Within two weeks, members of Indiana’s football team will begin working out together in small groups. In the days that follow, the men’s and women’s basketball teams will do the same. And by the end of this month, IU’s athletics campus, dormant since mid-March, will once again show signs of life.
There is no perfect plan for protecting athletes from exposure to COVID-19 once they return, athletic director Fred Glass acknowledges. But Glass also believes his department has drafted a blueprint that at least minimizes the risk and gets IU back on track to play games come the fall.
“We cannot totally eliminate the risk,” Glass said. “At least until there is a vaccine, there will be risk. What we can do is have the best doctors give us the best protocols and make sure they are strictly followed. That’s what we’ve done and what we are going to do.”
The plan Indiana unveiled Wednesday outlines what it considers to be the first phase in a staggered, department-wide return to action. It calls for voluntary workouts to begin later this month, beginning with football on June 15. Additional programs will begin workouts as follows (other winter and spring sports will be phased in once the fall semester begins):
June 18: mens, women’s basketball
July 6: women’s soccer
July 8: volleyball
July 13: men’s soccer
July 15: field hockey
August 18: cross country
In order to participate, athletes must first undergo a “virtual pre-participation history conducted by the IU Sports Medicine staff” to determine whether they have been or are currently sick, whether they have been exposed to COVID-19, how they are traveling to Bloomington, and whether they are at high risk for severe illness.

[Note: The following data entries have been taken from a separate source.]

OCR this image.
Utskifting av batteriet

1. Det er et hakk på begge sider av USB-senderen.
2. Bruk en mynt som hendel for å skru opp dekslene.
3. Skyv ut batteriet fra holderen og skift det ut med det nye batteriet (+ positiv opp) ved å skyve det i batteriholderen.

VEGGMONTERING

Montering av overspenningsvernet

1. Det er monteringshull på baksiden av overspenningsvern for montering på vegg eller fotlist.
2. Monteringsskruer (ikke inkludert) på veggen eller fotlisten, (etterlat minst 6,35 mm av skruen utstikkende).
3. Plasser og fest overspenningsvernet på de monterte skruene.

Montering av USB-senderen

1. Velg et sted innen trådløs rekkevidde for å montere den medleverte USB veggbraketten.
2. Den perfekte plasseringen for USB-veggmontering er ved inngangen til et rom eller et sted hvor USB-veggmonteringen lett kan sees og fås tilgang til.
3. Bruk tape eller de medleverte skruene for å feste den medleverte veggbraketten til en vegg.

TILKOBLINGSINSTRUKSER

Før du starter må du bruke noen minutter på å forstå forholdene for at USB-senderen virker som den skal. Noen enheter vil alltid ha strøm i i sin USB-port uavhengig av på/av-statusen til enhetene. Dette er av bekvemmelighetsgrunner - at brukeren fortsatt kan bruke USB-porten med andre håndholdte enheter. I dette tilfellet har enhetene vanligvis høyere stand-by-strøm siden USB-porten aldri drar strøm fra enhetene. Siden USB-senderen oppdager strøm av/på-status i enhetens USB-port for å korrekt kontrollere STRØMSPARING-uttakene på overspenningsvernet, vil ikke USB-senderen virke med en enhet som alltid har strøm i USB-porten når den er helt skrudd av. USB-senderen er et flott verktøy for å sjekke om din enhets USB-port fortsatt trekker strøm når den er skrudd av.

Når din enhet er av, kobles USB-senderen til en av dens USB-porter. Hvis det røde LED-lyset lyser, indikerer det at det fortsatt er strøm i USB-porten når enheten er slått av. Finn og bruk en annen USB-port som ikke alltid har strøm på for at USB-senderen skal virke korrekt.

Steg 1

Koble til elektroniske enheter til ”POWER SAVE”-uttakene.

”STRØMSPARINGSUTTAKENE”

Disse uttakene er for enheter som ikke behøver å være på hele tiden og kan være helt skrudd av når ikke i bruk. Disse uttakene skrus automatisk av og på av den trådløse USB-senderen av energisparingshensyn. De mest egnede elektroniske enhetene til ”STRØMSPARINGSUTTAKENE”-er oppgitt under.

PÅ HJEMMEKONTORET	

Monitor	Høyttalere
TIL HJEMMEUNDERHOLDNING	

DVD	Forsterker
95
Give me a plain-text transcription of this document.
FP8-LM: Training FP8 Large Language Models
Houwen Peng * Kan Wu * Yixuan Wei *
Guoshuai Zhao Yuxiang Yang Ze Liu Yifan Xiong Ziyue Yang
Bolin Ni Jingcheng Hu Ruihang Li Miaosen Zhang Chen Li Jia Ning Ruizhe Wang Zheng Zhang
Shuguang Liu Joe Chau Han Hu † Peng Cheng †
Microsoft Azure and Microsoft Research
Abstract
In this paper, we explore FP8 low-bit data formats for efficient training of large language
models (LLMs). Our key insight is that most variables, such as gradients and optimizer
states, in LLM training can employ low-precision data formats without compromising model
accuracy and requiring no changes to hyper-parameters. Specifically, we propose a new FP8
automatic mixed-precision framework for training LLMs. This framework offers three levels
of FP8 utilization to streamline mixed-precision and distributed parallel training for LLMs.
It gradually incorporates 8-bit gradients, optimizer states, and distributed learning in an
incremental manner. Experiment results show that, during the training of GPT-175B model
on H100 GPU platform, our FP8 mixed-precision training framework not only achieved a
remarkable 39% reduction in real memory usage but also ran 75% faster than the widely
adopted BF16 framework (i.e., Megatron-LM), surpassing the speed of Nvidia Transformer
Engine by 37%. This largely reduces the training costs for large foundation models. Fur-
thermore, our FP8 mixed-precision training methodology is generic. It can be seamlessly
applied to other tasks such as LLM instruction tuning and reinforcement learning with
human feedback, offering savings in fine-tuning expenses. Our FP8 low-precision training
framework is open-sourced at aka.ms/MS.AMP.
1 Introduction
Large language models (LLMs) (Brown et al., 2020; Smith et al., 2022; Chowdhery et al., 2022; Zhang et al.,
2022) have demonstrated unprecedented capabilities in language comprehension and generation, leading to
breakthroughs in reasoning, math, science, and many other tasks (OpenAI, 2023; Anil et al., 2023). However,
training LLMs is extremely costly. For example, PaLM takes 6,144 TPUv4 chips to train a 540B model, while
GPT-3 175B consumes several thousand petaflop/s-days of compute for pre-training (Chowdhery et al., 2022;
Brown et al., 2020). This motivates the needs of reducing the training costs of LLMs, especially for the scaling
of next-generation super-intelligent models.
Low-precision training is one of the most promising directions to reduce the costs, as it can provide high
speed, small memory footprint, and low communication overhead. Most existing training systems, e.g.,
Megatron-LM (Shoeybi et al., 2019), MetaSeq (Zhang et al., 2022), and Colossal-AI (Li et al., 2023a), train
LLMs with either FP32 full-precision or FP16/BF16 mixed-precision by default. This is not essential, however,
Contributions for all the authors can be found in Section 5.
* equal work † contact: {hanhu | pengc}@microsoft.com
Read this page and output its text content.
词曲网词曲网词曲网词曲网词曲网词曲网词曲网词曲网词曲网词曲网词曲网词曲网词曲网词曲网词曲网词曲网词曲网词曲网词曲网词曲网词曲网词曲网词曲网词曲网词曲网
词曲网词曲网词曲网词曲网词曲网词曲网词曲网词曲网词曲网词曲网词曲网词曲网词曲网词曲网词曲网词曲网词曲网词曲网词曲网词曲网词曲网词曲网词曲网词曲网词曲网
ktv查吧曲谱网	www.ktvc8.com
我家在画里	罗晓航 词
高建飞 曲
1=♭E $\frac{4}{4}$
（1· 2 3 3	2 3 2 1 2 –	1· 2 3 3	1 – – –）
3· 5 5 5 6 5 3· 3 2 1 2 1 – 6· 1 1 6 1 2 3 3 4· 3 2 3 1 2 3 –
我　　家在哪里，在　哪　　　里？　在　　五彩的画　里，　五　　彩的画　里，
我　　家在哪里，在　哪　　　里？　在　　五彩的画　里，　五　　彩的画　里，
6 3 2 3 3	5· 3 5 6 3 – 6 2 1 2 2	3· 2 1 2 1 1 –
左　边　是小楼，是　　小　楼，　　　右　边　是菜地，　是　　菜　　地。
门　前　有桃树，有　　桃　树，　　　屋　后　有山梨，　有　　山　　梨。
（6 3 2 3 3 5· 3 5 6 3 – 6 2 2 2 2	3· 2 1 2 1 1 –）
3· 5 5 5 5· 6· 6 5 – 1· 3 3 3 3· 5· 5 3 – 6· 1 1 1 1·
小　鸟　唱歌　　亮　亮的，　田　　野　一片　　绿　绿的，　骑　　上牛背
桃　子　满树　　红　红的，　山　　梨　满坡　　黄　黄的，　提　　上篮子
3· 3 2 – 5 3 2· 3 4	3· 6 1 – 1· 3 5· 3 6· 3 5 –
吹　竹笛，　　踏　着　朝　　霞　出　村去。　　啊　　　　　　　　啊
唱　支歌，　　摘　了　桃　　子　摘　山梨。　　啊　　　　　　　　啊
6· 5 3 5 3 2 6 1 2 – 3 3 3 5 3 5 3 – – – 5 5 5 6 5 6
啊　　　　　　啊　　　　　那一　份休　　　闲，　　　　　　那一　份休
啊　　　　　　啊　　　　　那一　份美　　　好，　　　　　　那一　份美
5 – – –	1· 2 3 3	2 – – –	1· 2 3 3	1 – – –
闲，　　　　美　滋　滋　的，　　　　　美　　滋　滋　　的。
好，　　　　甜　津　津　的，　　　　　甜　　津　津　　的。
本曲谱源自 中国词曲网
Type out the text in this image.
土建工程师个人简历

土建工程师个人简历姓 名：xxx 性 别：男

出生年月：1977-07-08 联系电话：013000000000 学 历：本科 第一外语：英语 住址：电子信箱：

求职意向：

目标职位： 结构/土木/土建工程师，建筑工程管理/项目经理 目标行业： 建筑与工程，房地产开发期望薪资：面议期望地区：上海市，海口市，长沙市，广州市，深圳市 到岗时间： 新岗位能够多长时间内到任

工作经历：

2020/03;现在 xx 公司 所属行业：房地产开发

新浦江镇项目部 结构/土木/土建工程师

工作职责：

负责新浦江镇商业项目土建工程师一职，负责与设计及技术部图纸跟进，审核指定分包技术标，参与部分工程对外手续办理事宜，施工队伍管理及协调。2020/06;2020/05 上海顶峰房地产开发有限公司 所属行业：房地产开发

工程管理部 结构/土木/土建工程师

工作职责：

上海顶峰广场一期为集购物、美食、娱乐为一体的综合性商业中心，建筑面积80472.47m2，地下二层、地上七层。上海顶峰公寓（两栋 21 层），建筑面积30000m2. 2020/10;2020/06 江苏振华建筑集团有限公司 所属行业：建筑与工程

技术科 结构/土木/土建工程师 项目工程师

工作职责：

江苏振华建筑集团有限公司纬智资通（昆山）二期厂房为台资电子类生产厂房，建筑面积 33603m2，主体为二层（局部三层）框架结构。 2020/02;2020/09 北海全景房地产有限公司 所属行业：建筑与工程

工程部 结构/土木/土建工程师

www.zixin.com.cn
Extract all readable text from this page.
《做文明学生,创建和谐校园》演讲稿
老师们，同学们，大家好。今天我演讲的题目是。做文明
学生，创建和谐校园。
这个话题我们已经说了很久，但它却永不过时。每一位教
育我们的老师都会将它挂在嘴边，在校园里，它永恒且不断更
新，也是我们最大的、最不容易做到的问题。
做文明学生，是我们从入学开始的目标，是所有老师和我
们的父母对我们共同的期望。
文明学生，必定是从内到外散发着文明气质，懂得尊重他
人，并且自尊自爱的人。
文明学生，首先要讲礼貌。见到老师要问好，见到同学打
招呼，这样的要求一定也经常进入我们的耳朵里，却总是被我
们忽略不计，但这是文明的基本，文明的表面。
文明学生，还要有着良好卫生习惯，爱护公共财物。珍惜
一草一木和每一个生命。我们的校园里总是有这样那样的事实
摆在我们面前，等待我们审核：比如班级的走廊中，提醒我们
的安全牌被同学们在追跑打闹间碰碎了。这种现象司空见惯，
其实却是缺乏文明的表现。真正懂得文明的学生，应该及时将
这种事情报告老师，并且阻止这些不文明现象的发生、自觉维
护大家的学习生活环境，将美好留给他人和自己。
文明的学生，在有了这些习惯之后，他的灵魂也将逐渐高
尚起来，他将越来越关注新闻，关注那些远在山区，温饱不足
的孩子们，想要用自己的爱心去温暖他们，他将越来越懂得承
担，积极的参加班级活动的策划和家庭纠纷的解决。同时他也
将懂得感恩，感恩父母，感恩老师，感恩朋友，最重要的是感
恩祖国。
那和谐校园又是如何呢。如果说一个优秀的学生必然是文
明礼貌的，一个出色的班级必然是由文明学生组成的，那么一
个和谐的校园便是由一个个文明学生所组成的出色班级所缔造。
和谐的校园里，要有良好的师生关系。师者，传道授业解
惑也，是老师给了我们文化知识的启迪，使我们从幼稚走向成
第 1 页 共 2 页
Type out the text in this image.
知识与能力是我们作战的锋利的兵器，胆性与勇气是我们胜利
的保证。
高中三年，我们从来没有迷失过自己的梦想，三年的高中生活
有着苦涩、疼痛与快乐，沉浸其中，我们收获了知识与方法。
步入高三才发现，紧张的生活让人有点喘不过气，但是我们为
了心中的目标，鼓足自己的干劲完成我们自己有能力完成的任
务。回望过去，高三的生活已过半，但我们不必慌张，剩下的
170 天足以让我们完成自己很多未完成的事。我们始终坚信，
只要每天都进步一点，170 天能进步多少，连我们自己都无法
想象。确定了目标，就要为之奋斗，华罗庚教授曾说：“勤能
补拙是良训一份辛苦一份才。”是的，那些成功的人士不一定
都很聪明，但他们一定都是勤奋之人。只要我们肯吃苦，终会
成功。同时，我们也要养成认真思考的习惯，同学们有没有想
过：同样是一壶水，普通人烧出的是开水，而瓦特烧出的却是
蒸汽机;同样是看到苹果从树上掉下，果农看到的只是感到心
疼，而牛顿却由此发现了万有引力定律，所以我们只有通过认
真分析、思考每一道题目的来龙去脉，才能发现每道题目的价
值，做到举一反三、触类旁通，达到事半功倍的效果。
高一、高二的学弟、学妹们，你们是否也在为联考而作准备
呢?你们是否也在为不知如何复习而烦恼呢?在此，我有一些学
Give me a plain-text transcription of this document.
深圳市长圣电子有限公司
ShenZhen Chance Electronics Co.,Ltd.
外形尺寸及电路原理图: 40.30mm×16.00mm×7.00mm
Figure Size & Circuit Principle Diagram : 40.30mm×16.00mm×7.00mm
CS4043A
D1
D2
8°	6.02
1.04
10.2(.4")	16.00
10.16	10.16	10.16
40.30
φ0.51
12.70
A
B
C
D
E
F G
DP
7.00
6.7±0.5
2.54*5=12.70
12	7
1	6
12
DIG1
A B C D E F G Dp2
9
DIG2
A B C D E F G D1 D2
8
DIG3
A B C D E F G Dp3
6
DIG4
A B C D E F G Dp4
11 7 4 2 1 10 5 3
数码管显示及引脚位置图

Additionally, athletes will be required to sign a pledge saying that they will practice good personal hygiene and physical distancing, and agree to quarantine as necessary.
Daily medical checks will also be conducted, during which staffers and athletes will have their temperatures taken. Those exams will take place at medical checkpoints set up at the athlete entrances to Memorial Stadium and Cook Hall.
“We will test every athlete before they come back, and the idea is that there’s probably a 25 to 50 percent asymptomatic infection rate,” said Andy Hipskind, chief medical officer for IU’s athletic department. “Those are people that actually have the infection but do not have symptoms to warn them that they have it. So, with that asymptomatic rate we want to know that we are not putting anybody into the facility that could be an asymptomatic carrier. We also know that young people, because they seem to get the symptoms in a milder nature than the older population, that of that 25 to 50 percent asymptomatic carrier range, a majority of that comes from the younger population. So, they’ll be testing prior to getting access to the facility.”
Eventually, close contact will be required for games and practice to unfold. But at least initially, Indiana will try to limit the degree to which its athletes and coaches work in close quarters. The number of participants, including both coaches and players, allowed in a designated workout area will depend on the setting. For instance, the IU football team could send two groups of 10 participants to work out on the Memorial Stadium field, but once there, the groups would not be allowed to mix or cross the 50-yard line. The basketball teams, meanwhile, will not be allowed to have more than 10 participants on the entire practice floor at any given time.
For activities where maintaining distance is difficult or impossible, such as spotting or stretching, participants will be required to wear face coverings. All meetings will also require the use of masks, which will be provided at each training session. Signage will be installed across the athletics campus instructing athletes and coaches where they are to enter and exit facilities.
Water fountains will be closed, while high-fives, fist bumps and handshakes will be frowned upon.
“A lot of this is just evolving,” Hipskind said. “We’re going to have to make adjustments on the fly, but we feel like we have a good robust plan in place, and while we can’t guarantee safety, there is some risk tolerance to this, so everybody is accepting a certain level of risk. We can’t guarantee safety, but we feel like we can guarantee is that we will have a very up to date, technologically advanced system in place, and that we’ll have the latitude in place to make adjustments based on science, based on trends, based on how it’s going at our individual campus level, to making the adjustments to ultimately reduce the risk and take the necessary precautions to keep them as safe as possible.”